Every time she passed a shelf containing tins, she swept the majority of them into her trolley. It didn’t seem to matter what they contained – meat, fish, fruit or vegetables. Yes, she could have been feeding a very, very large family or she could have been shopping for a dozen or so elderly neighbours, but the determined look on her face made me doubtful that she was doing anything but stocking up at the expense of others to prepare for a lengthy siege.
Other people were also filling trollies with frantic haste and I think I was probably the only person in the store who was carrying just a basket. In the midst of this shopping madness, I can only wonder what it is that I’m missing because I simply don’t understand it, I’m afraid.
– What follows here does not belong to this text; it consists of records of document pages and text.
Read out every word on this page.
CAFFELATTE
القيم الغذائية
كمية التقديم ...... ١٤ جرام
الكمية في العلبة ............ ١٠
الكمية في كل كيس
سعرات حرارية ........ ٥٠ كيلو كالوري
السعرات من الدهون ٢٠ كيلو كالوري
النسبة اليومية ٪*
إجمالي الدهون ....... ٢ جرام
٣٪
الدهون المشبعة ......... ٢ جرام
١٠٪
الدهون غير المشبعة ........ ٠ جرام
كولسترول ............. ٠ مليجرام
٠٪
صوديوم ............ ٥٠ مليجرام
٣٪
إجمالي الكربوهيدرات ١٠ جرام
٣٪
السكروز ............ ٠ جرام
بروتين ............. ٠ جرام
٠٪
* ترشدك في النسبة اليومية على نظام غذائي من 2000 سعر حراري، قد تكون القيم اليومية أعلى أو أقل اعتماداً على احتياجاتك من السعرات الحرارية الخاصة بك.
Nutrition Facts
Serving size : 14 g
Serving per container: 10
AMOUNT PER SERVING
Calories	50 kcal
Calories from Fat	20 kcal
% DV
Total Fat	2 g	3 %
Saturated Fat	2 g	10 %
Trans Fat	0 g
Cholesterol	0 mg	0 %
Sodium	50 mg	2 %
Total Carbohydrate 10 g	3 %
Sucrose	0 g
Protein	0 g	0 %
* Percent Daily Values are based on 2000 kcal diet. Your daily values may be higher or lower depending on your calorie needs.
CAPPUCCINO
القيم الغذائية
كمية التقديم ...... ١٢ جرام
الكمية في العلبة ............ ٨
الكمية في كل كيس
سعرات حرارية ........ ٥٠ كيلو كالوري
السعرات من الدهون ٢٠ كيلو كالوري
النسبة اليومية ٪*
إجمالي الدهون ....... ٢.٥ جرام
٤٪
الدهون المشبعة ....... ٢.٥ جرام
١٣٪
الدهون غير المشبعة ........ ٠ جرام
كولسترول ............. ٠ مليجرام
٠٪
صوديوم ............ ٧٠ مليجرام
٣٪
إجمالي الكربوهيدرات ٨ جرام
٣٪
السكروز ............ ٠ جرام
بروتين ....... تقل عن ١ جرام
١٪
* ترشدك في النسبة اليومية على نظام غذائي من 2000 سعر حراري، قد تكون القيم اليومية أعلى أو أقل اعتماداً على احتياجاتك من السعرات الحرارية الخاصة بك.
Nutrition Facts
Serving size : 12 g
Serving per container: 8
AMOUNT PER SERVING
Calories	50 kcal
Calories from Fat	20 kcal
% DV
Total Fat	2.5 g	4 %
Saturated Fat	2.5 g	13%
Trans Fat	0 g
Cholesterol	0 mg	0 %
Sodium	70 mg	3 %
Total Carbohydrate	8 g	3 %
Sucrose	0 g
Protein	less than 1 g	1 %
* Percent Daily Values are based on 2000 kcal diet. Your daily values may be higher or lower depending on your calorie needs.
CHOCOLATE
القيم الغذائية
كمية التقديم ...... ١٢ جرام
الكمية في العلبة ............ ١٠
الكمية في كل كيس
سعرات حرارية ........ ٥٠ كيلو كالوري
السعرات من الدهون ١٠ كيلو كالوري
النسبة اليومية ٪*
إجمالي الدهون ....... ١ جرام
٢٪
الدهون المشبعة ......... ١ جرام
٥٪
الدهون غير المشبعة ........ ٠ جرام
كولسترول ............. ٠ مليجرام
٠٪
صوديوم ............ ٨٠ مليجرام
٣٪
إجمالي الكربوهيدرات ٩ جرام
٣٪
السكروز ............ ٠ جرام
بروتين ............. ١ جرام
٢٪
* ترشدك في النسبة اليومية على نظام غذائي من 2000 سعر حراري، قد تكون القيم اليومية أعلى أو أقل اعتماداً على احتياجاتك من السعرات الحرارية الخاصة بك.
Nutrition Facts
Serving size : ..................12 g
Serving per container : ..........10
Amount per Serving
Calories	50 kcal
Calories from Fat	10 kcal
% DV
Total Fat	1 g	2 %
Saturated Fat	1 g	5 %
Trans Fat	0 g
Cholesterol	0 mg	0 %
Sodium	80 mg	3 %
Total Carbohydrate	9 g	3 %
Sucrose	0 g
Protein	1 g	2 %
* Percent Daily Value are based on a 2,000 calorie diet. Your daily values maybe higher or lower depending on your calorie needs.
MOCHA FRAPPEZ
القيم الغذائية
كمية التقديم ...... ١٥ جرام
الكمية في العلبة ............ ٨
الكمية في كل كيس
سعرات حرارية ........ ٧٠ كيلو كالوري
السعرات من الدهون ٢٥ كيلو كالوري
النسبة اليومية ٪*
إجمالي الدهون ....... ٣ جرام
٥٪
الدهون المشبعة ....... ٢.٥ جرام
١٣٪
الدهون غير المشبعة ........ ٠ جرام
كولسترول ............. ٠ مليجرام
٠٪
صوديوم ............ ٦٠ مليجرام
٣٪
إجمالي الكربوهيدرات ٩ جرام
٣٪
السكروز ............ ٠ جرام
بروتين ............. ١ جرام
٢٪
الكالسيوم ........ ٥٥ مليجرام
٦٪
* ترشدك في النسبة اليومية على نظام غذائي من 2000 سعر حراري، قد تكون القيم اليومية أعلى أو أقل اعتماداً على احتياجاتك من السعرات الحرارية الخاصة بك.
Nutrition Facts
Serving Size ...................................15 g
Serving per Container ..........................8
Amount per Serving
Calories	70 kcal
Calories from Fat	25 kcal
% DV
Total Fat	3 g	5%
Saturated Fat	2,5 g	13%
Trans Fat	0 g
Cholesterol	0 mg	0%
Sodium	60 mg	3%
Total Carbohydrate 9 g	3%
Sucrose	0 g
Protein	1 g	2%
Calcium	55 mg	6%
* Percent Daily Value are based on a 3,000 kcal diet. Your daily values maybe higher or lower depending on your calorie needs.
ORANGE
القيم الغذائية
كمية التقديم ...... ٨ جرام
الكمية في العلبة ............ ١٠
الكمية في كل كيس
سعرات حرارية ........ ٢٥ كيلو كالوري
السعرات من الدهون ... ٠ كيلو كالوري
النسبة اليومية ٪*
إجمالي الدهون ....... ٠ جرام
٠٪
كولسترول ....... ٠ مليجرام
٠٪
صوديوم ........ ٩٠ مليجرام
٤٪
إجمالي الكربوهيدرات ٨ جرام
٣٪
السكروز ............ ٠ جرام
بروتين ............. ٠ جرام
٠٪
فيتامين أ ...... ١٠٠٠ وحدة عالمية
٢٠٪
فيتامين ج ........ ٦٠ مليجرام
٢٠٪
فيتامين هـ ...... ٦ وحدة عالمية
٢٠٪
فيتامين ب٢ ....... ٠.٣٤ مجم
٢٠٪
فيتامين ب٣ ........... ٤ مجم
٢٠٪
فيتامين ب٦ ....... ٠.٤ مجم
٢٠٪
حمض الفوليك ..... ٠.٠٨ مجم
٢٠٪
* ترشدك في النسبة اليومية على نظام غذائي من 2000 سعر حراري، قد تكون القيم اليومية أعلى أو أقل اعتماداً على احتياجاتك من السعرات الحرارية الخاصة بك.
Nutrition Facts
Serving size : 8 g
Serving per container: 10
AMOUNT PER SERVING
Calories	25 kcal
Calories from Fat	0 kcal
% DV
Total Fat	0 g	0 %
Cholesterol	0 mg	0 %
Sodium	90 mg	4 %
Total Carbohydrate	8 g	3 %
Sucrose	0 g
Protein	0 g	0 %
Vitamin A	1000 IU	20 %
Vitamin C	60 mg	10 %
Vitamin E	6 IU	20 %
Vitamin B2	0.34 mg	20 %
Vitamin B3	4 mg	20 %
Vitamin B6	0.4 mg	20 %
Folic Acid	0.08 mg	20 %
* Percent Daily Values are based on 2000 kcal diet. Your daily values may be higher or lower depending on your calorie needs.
Like most people I followed with interest what happened recently when a cruise liner docked off the coast of California. Let’s face it, these liners cram thousands of people in together and provide the perfect environment for the dreaded virus to have its deadly way. I fully expected to see hundreds of body-bags being removed for careful disposal, a long way away from crowds of terrified onlookers. But not a bit of it; as far as I know, while many passengers were infected, only two people – both over eighty – died. If this is what happens on a cruise-ship I reckon most of us have a pretty god chance of surviving.
Normal statistics should place this hysteria in perspective, but it looks as though few people are paying any attention. The University of Hamburg reports that worldwide, in the first two months of this year, there were two thousand, three hundred and sixty deaths from the Coronabug and sixty-nine thousand, six hundred and two from the common cold. The Centre for Disease Control reports that twenty-two thousand Americans have died from seasonal flu, which kills between three hundred thousand and six hundred and fifty thousand people around the world every year.
From what I have read over the past weeks the coronabug is relatively easy to treat and the risks of death are very low unless a person has ‘underlying health issues.’ So am I irresponsible in not panicking about the bug? Am I totally insensitive and putting my head in the sand over this veritable apocalypse that is enveloping the world? Perhaps I am but I don’t trust politicians and don’t really accept many of the gloomy pronouncements we hear from the powerful, unelected bureaucrats who run money making quangos like the World Health Organisation.
Let’s face it, not long ago we were warned by these same people that AIDS was going to wipe out most of the African population and decimate the heterosexual community of the world; then there was Mad Cow disease, Zika, Ebola and SARS which had everyone racing for facemasks. We received apocalyptic warnings about all Now we have Covid-19 or whatever they want to call it, with similarly dubious credentials when it comes to its ability to spread and its lethality. Somehow this one has received far more publicity and caused far more panic than the others which have preceded it. However, the crass stupidity of the masses is surely a factor. When Corona beer takes a dramatic drop in sales because people believe it carries the virus, then you just know there are a lot of idiots out there, who believe anything, no matter how preposterous. This hysterical idiocy is manna from heaven to the media who love to preach gloom and doom no matter what.
For me the situation was put in context by a letter printed in the Telegraph last week. This came from a retired doctor from Shipton Moyne here in darkest Gloucestershire. Dr Birdwood qualified in 1953 and with apologies to him, I am quoting his letter verbatim.
He wrote, ‘I have been reflecting on how we would have reacted to a coronavirus epidemic in those days. The answer is not at all, for three main reasons. The Covid-19 virus could not have been identified rapidly enough, if at all. Most cases would have been too mild to attract attention in this season of coughs and sneezes and the small proportion of deaths among elderly people with chronic respiratory disease would have remained much as usual for the time of year.
It follows that there would have been no alarm or counter-measures. International trade and travel would have carried on as usual. World stock markets would not have collapsed. And governments would not have needed to get involved.
As it is today, we know too much about the coronavirus for our own good, but almost nothing about treating its victims or preventing its spread. Sometimes a little knowledge really can be a dangerous thing.
I’m not advocating complacency, but I do worry what we’re seeing right now is well-intentioned over-reaction.’
If I do go down with the coronabug, it might well kill me, but I am damned if I am going to work myself into a panic worrying about it. Surely it is time for a bit of general common sense – or is that too much to ask in the twenty-first century?